3首目、まぼろしの犬の尾の動きだけが部屋に存在しているみたい。
4首目、乱暴者(?)の鳥が去った後に花が平常心を取り戻すまで。
5首目、「合掌のごとく」が印象的。海の存在感の大きさと祈りと。
6首目、最初は魚にだけ目が行ったが次は海の深さが思われたのだ。
7首目、「四肢冷えきつて」に長い時間しゃがんでいた実感がある。
8首目、葉が散ることで風の筋が見える。ざらっとした西陽の感じ。
9首目、マンションの部屋だろう。人工物と自然との対比的な構図。
10首目、三句を字余りにしたことでリズムも「少し重く」なった。
11首目、「蜂は音」「蝶は影」の対句が鮮やか。
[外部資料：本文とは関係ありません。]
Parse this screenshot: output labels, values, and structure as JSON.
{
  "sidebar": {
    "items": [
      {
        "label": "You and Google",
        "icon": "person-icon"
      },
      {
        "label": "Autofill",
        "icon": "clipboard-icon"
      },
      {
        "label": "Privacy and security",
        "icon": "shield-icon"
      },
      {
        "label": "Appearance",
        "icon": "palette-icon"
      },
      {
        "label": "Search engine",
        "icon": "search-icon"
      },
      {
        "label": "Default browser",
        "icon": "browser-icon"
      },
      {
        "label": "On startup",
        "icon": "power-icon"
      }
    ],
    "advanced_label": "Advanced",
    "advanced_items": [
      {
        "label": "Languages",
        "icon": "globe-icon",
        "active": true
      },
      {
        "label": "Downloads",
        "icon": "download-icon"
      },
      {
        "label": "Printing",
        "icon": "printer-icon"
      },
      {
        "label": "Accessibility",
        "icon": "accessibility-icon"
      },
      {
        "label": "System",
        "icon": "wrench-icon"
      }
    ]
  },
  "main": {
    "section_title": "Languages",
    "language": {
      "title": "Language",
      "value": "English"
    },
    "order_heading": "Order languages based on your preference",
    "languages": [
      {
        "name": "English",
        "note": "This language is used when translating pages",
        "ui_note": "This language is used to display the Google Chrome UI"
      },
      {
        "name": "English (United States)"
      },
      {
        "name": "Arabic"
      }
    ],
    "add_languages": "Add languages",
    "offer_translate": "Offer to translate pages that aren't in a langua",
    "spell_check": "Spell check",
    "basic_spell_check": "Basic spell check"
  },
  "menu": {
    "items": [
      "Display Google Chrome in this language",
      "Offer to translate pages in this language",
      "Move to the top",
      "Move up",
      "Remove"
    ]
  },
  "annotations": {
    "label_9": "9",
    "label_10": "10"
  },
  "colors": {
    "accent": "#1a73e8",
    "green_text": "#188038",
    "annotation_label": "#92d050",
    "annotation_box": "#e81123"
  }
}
本体でないもの。
12首目、医療現場を詠んだ一連から。心臓マッサージを終える時。
13首目、雲雀の体に差す一筋の光。レントゲン写真を見るみたい。
14首目、ただの足跡なのにまるで囚人の列が過ぎて行ったようだ。
15首目、語順がいい。餌を捕る動きが迫力をもって伝わってくる。
2025年2月3日、港の人、2200円。